How many ceos died on 911
On the 20 th anniversary of the attacks, Lutnick remembers the chaos and tragedy of the day. Among those who died were his brother, his best friend and several people he had hired. Lutnick hurried towards the office after dropping his son, but was floored by a giant cloud of dust and ash tearing through Lower Manhattan as the South Tower crumbled.
Cantor Fitzgerald was making a million dollars a day. Lutnick took an unpopular decision to stop the salary of those who had perished. But for a while, Lutnick was a reviled man.
It was about survival. Lutnick also decided to keep the company going, despite the daily 7-figure losses, and the fear and pessimism in the air. It also hired the children of some of the victims. Not only had I lost my brother, but I really also lost my child. Howard Lutnick headed directly for ground zero, where he spent the next few hours helping to pull the few survivors out of the ruble of the collapsed towers.
That's a devastation that will remain in my heart forever. Edie describes those first few hours after the attack as chaotic. I started thinking about all the people that I felt were more qualified to do this than I was and I realized that they were all gone.
So I said 'okay. Eventually, the survivors met at Howard's apartment. They set up crisis centers at the Pierre and Plaza hotels, where family members could come while they painstakingly worked to figure out who was alive and who wasn't. It was during that process that Howard asked his sister to head what would become the Cantor Fitzgerald Relief Fund.
David Kravette is one of the few Cantor Fitzgerald employees who survived the attack. He had gone down to the lobby to sign in a visitor just moments before the crash. I mean, everyone I worked with for a long time, most of them were dead. It was a sad place to be, and we were in survival mode as a firm.
I actually didn't think we'd make it as a company the first week or so," he said. We had to juggle between rebuilding and also going to funerals.
There was actually an internal website just for funeral schedules. At the time, I thought keeping busy was healthy for me. In the weeks that followed, Howard Lutnick made a difficult decision that tied the fate of the firm to the fate of the Relief Fund: Instead of continuing to pay the salaries of the employees who had died, Lutnick promised to give the families of the Cantor Fitzgerald victims ten years of health insurance and 25 percent of the firm's profits for five years.
It was an incentive for the company to not only survive, but to succeed. The decision was met with some criticism. In her book, An Unbroken Bond , Edie recalls the period as an especially dark one: "I am overwhelmed, frustrated, angry, sleep deprived and hurt I tell Howard that I don't want to do this.
I have not helped him. I want to stop. I want to quit," wrote Edie. Her brother, she says, was rational in the face of the backlash. He said: "At that point it was chaos. I got expelled from the elevator with some colleagues. I crawled around the corner to the stairwell and maybe 30 seconds later one of my colleagues came down to the 43rd floor and we made the decision we needed to get out of the building as quickly as possible. Andrew and his colleagues still had no idea what had happened.

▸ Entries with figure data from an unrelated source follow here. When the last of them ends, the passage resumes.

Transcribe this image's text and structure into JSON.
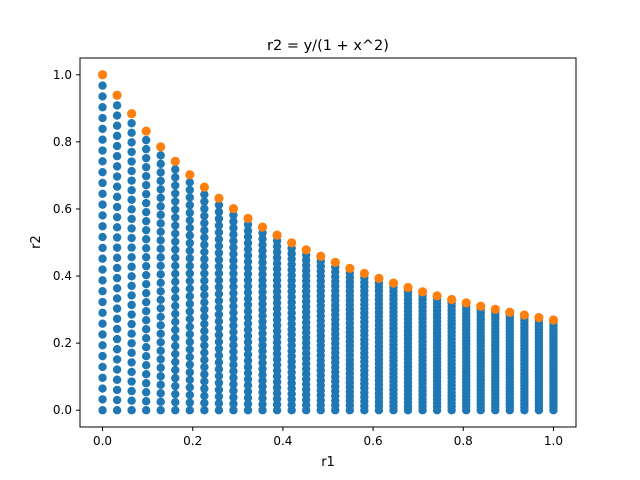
{
  "chart_data": {
    "type": "scatter",
    "title": "r2 = y/(1 + x^2)",
    "xlabel": "r1",
    "ylabel": "r2",
    "xlim": [
      -0.05,
      1.05
    ],
    "ylim": [
      -0.05,
      1.05
    ],
    "x_ticks": [
      "0.0",
      "0.2",
      "0.4",
      "0.6",
      "0.8",
      "1.0"
    ],
    "y_ticks": [
      "0.0",
      "0.2",
      "0.4",
      "0.6",
      "0.8",
      "1.0"
    ],
    "grid": false,
    "colors": {
      "interior": "#1f77b4",
      "boundary": "#ff7f0e"
    },
    "x": [
      0,
      0.0323,
      0.0645,
      0.0968,
      0.129,
      0.1613,
      0.1935,
      0.2258,
      0.2581,
      0.2903,
      0.3226,
      0.3548,
      0.3871,
      0.4194,
      0.4516,
      0.4839,
      0.5161,
      0.5484,
      0.5806,
      0.6129,
      0.6452,
      0.6774,
      0.7097,
      0.7419,
      0.7742,
      0.8065,
      0.8387,
      0.871,
      0.9032,
      0.9355,
      0.9677,
      1.0
    ],
    "series": [
      {
        "values_y_at_top_boundary": [
          1.0,
          0.939,
          0.884,
          0.832,
          0.785,
          0.742,
          0.702,
          0.665,
          0.632,
          0.601,
          0.572,
          0.546,
          0.522,
          0.499,
          0.478,
          0.459,
          0.441,
          0.423,
          0.408,
          0.393,
          0.379,
          0.366,
          0.353,
          0.341,
          0.33,
          0.32,
          0.31,
          0.301,
          0.292,
          0.284,
          0.276,
          0.269
        ],
        "y_points_per_column": 32,
        "y_from": 0.0
      },
      {
        "x": [
          0,
          0.0323,
          0.0645,
          0.0968,
          0.129,
          0.1613,
          0.1935,
          0.2258,
          0.2581,
          0.2903,
          0.3226,
          0.3548,
          0.3871,
          0.4194,
          0.4516,
          0.4839,
          0.5161,
          0.5484,
          0.5806,
          0.6129,
          0.6452,
          0.6774,
          0.7097,
          0.7419,
          0.7742,
          0.8065,
          0.8387,
          0.871,
          0.9032,
          0.9355,
          0.9677,
          1.0
        ],
        "y": [
          1.0,
          0.939,
          0.884,
          0.832,
          0.785,
          0.742,
          0.702,
          0.665,
          0.632,
          0.601,
          0.572,
          0.546,
          0.522,
          0.499,
          0.478,
          0.459,
          0.441,
          0.423,
          0.408,
          0.393,
          0.379,
          0.366,
          0.353,
          0.341,
          0.33,
          0.32,
          0.31,
          0.301,
          0.292,
          0.284,
          0.276,
          0.269
        ]
      }
    ]
  }
}
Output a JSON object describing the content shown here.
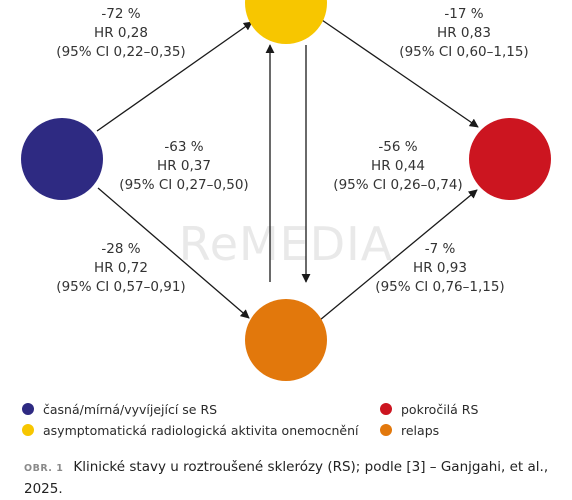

The only logical explanation they had was that the other tower had collapsed into their tower. Now he understands that during the massive second explosion, the jet fuel came down the lift shaft and blew the lift apart. He said: "I am not sure how many survivors there were in the elevator but I was told it had dropped at that point. So we were fairly fortunate to be on the front.
After finding a stairwell, they managed to get to the lobby where port authority officers and fire crews were trying to organise people to get them out of the building. They did not want to waste a minute so they found the east side of the building and headed into the courtyard and then over towards the street. We got knocked down to the floor and we were behind a desk when it blew in over the top of us. Once the dust had settled we made our way into one of the bathrooms and grabbed wet towels and wrapped them around our faces to avoid inhaling smoke.
When we hit the East River we found about a million other people. Andrew believes it was instinct that got him out of the tower in time. I am deathly terrified of heights so that ironically might have saved my life.